Adverse muscle composition predicts all-cause mortality in the UK Biobank imaging study

Jennifer Linge, Mikael Petersson, Mikael F Forsgren, Arun J Sanyal, Olof Dahlqvist Leinhard, Jennifer Linge, Mikael Petersson, Mikael F Forsgren, Arun J Sanyal, Olof Dahlqvist Leinhard

Abstract

Background: Adverse muscle composition (MC) as measured by magnetic resonance imaging has previously been linked to poor function, comorbidity, and increased hospitalization. The aim of this study was to investigate if adverse MC predicts all-cause mortality using data from UK Biobank.

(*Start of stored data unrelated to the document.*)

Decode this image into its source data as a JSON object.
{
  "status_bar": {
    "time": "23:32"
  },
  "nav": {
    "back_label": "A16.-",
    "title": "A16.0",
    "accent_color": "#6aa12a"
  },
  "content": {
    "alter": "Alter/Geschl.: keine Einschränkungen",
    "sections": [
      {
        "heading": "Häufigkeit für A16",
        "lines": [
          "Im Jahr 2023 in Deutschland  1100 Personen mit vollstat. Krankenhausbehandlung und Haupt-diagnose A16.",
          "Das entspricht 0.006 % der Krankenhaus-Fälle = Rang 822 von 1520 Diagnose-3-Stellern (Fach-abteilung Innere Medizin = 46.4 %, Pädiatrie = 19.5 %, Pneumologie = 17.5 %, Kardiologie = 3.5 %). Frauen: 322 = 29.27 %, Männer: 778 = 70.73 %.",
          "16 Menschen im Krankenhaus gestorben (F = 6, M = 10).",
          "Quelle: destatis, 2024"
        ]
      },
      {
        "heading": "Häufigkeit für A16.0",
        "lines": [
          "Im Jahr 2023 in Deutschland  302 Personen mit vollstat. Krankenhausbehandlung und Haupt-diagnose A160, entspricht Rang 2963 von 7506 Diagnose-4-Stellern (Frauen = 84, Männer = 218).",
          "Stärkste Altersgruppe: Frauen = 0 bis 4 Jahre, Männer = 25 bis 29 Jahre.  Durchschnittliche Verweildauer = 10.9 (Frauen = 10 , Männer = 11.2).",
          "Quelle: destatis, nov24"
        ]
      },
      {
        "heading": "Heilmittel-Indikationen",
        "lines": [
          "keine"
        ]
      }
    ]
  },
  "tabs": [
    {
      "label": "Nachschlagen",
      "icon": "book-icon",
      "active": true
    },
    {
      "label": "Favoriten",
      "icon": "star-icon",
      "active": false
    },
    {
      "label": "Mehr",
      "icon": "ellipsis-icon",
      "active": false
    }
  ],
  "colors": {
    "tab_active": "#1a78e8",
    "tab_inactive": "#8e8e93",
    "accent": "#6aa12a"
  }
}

Methods: There were 40 178 participants scanned using a 6 min magnetic resonance imaging protocol. Images were analysed for thigh fat-tissue free muscle volume and muscle fat infiltration (MFI) using AMRA® Researcher (AMRA Medical, Linköping, Sweden). For each participant, a sex, weight, and height invariant muscle volume z-score was calculated. Participants were partitioned into four MC groups: (i) normal MC, (ii) only low muscle volume [<25th percentile for muscle volume z-score (population wide)], (iii) only high MFI [>75th percentile (population wide, sex-specific)], and (iv) adverse MC (low muscle volume z-score and high MFI). Association of MC groups with mortality was investigated using Cox proportional-hazard modelling with normal MC as referent (unadjusted and adjusted for low hand grip strength, sex, age, body mass index, previous diagnosis of disease (cancer, type 2 diabetes and coronary heart disease), lifestyle, and socioeconomic factors (smoking, alcohol consumption, physical activity, and Townsend deprivation index).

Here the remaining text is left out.